# Technical Document: Attention Forward Speed Analysis
## Chart Title
**Attention forward speed, head dim 256 (H100 80GB SXM5)**
---
### Axis Labels
- **X-axis**: Sequence length
Categories: `512`, `1k`, `2k`, `4k`, `8k`, `16k`
- **Y-axis**: Speed (TFLOPs/s)
Range: 0–1200 (TFLOPs/s)
---
### Legend
| Color | Method |
|-------|-------------------|
| Green | Triton |
| Red | cuDNN |
| Purple| FlashAttention-3 |
---
### Data Points
#### Sequence Length: `512`
- Triton: 299 TFLOPs/s
- cuDNN: 304 TFLOPs/s
- FlashAttention-3: 329 TFLOPs/s
#### Sequence Length: `1k`
- Triton: 425 TFLOPs/s
- cuDNN: 449 TFLOPs/s
- FlashAttention-3: 521 TFLOPs/s
#### Sequence Length: `2k`
- Triton: 520 TFLOPs/s
- cuDNN: 768 TFLOPs/s
- FlashAttention-3: 703 TFLOPs/s
#### Sequence Length: `4k`
- Triton: 591 TFLOPs/s
- cuDNN: 1015 TFLOPs/s
- FlashAttention-3: 856 TFLOPs/s
#### Sequence Length: `8k`
- Triton: 628 TFLOPs/s
- cuDNN: 1056 TFLOPs/s
- FlashAttention-3: 960 TFLOPs/s
#### Sequence Length: `16k`
- Triton: 663 TFLOPs/s
- cuDNN: 1099 TFLOPs/s
- FlashAttention-3: 1024 TFLOPs/s
---
### Key Observations
1. **Performance Trends**:
- **cuDNN** consistently outperforms other methods across all sequence lengths.

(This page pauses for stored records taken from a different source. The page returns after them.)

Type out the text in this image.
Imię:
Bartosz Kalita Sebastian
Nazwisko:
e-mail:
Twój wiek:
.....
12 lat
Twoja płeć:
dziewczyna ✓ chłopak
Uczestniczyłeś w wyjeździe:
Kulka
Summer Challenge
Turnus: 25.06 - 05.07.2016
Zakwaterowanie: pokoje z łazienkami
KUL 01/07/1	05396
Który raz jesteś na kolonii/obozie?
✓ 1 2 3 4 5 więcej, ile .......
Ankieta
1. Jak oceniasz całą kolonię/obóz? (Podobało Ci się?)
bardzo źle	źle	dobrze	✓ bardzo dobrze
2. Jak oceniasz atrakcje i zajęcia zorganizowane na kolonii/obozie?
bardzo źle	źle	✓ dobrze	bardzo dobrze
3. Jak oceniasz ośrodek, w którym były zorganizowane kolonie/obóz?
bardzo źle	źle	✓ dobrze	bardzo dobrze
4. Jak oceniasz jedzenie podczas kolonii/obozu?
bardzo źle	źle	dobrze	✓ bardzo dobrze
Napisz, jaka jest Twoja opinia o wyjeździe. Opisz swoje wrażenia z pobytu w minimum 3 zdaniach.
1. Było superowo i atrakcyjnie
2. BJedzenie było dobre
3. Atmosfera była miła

- **FlashAttention-3** shows significant improvement over Triton, especially at longer sequence lengths (e.g., `16k`).
- **Triton** exhibits the lowest performance but scales linearly with sequence length.
2. **Hardware Context**:
- All measurements are for a system with **H100 80GB SXM5** GPU.

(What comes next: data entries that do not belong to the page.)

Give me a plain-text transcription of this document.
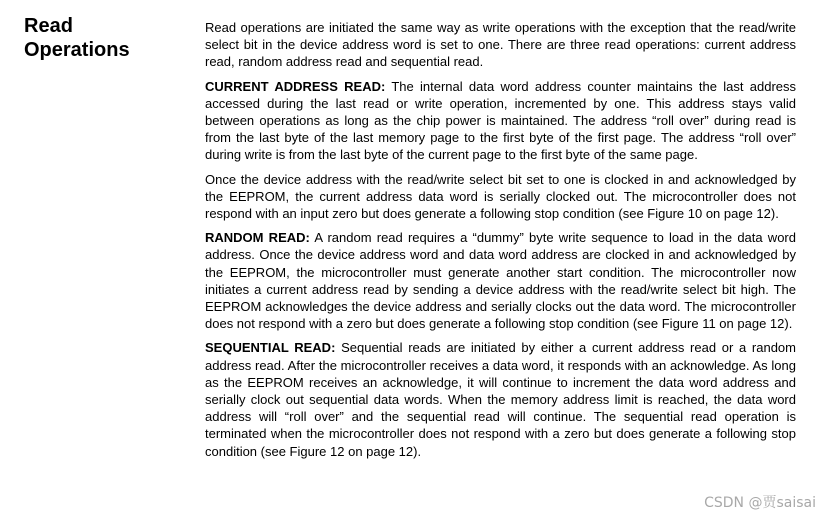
Read
Operations

Read operations are initiated the same way as write operations with the exception that the read/write select bit in the device address word is set to one. There are three read operations: current address read, random address read and sequential read.

CURRENT ADDRESS READ: The internal data word address counter maintains the last address accessed during the last read or write operation, incremented by one. This address stays valid between operations as long as the chip power is maintained. The address “roll over” during read is from the last byte of the last memory page to the first byte of the first page. The address “roll over” during write is from the last byte of the current page to the first byte of the same page.

Once the device address with the read/write select bit set to one is clocked in and acknowledged by the EEPROM, the current address data word is serially clocked out. The microcontroller does not respond with an input zero but does generate a following stop condition (see Figure 10 on page 12).

RANDOM READ: A random read requires a “dummy” byte write sequence to load in the data word address. Once the device address word and data word address are clocked in and acknowledged by the EEPROM, the microcontroller must generate another start condition. The microcontroller now initiates a current address read by sending a device address with the read/write select bit high. The EEPROM acknowledges the device address and serially clocks out the data word. The microcontroller does not respond with a zero but does generate a following stop condition (see Figure 11 on page 12).

SEQUENTIAL READ: Sequential reads are initiated by either a current address read or a random address read. After the microcontroller receives a data word, it responds with an acknowledge. As long as the EEPROM receives an acknowledge, it will continue to increment the data word address and serially clock out sequential data words. When the memory address limit is reached, the data word address will “roll over” and the sequential read will continue. The sequential read operation is terminated when the microcontroller does not respond with a zero but does generate a following stop condition (see Figure 12 on page 12).

CSDN @贾saisai
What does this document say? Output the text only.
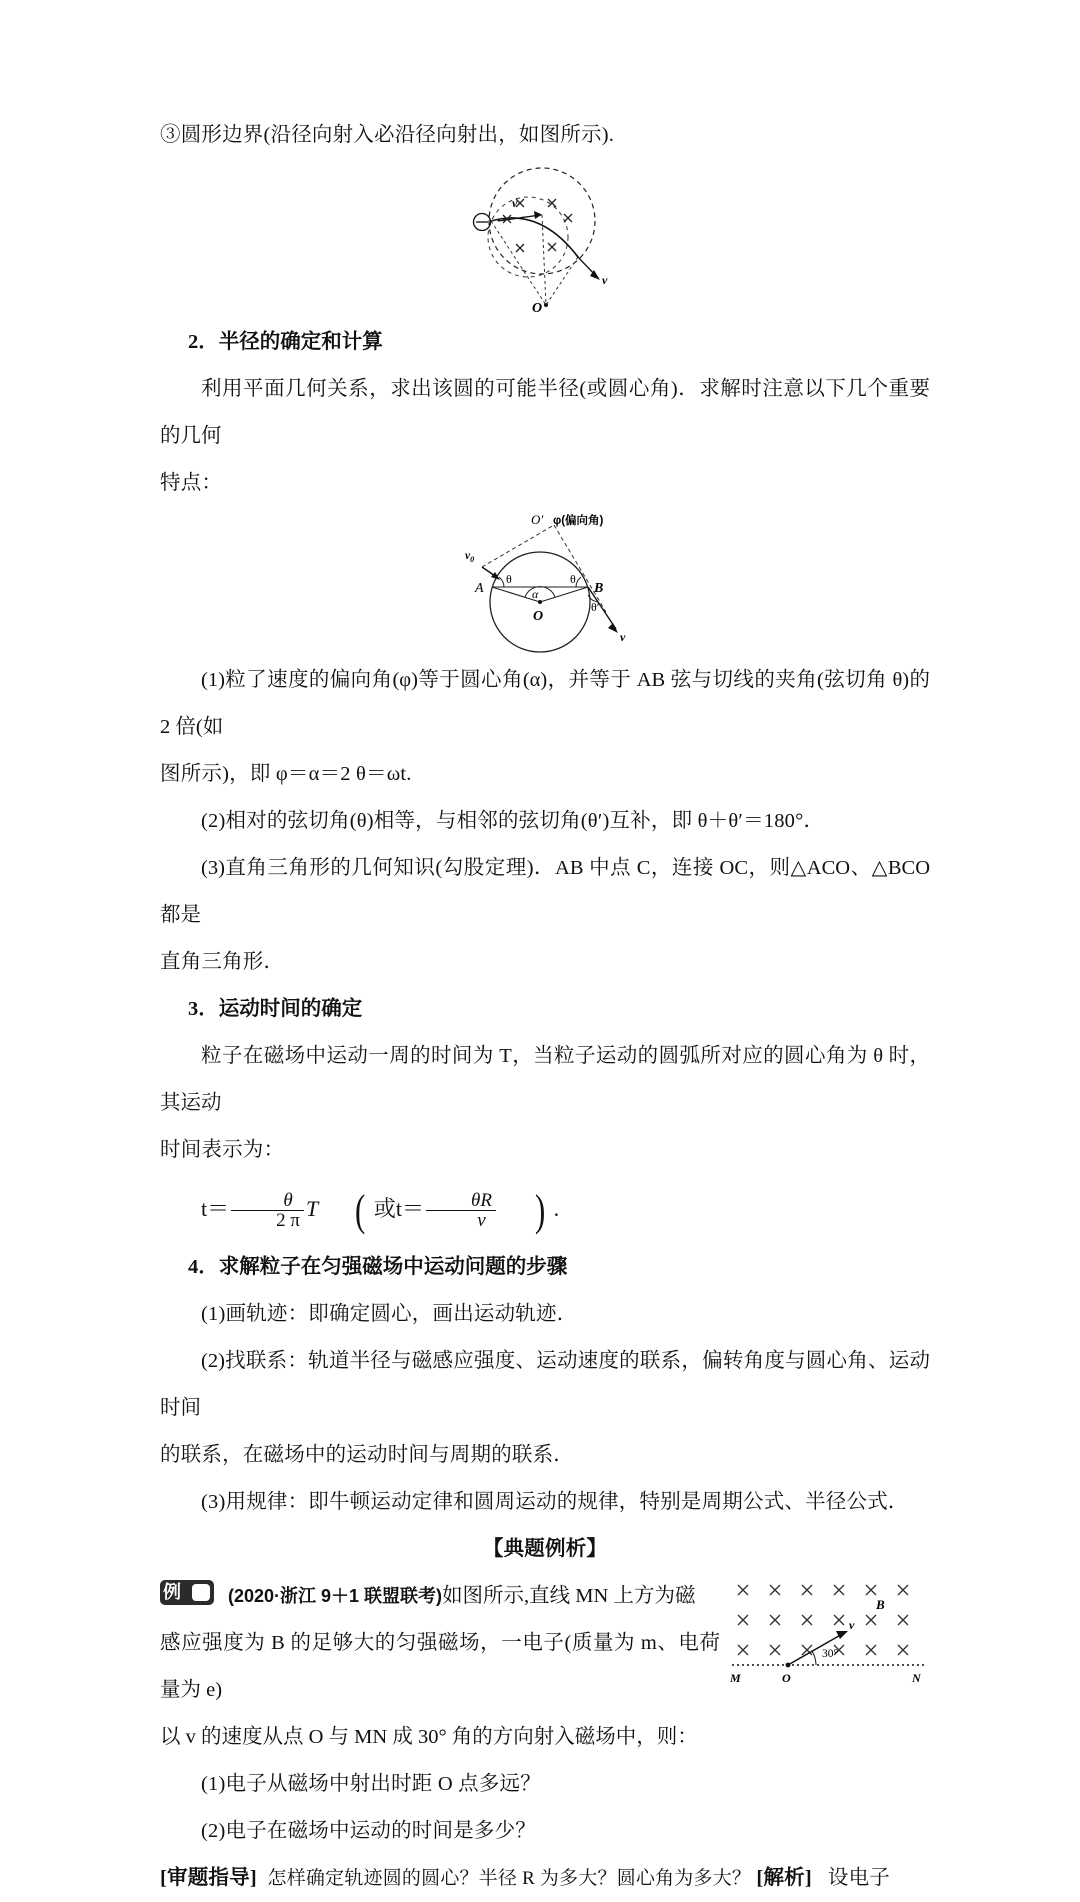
③圆形边界(沿径向射入必沿径向射出，如图所示).
v
v
O
2．半径的确定和计算
利用平面几何关系，求出该圆的可能半径(或圆心角)．求解时注意以下几个重要的几何
特点：
O′ φ(偏向角)
$v_0$
A	B
θ	θ
α
O
θ′
v
(1)粒了速度的偏向角(φ)等于圆心角(α)，并等于 AB 弦与切线的夹角(弦切角 θ)的 2 倍(如
图所示)，即 φ＝α＝2 θ＝ωt.
(2)相对的弦切角(θ)相等，与相邻的弦切角(θ′)互补，即 θ＋θ′＝180°．
(3)直角三角形的几何知识(勾股定理)．AB 中点 C，连接 OC，则△ACO、△BCO 都是
直角三角形．
3．运动时间的确定
粒子在磁场中运动一周的时间为 T，当粒子运动的圆弧所对应的圆心角为 θ 时，其运动
时间表示为：
$t= \frac{\theta}{2 \pi}$ T ( 或$t= \frac{\theta R}{v}$ ) .
4．求解粒子在匀强磁场中运动问题的步骤
(1)画轨迹：即确定圆心，画出运动轨迹．
(2)找联系：轨道半径与磁感应强度、运动速度的联系，偏转角度与圆心角、运动时间
的联系，在磁场中的运动时间与周期的联系．
(3)用规律：即牛顿运动定律和圆周运动的规律，特别是周期公式、半径公式．
【典题例析】
v
B
30°
M	O	N
例	(2020·浙江 9＋1 联盟联考)如图所示,直线 MN 上方为磁
感应强度为 B 的足够大的匀强磁场，一电子(质量为 m、电荷量为 e)
以 v 的速度从点 O 与 MN 成 30° 角的方向射入磁场中，则：
(1)电子从磁场中射出时距 O 点多远？
(2)电子在磁场中运动的时间是多少？
[审题指导] 怎样确定轨迹圆的圆心？半径 R 为多大？圆心角为多大？ [解析] 设电子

- Head dimension (`head dim`) is fixed at 256.
---
### Notes
- Values are explicitly labeled on top of each bar for direct reference.
- No data table is present; all information is derived from the bar chart.
- Colors in the legend strictly correspond to the bar colors in the chart.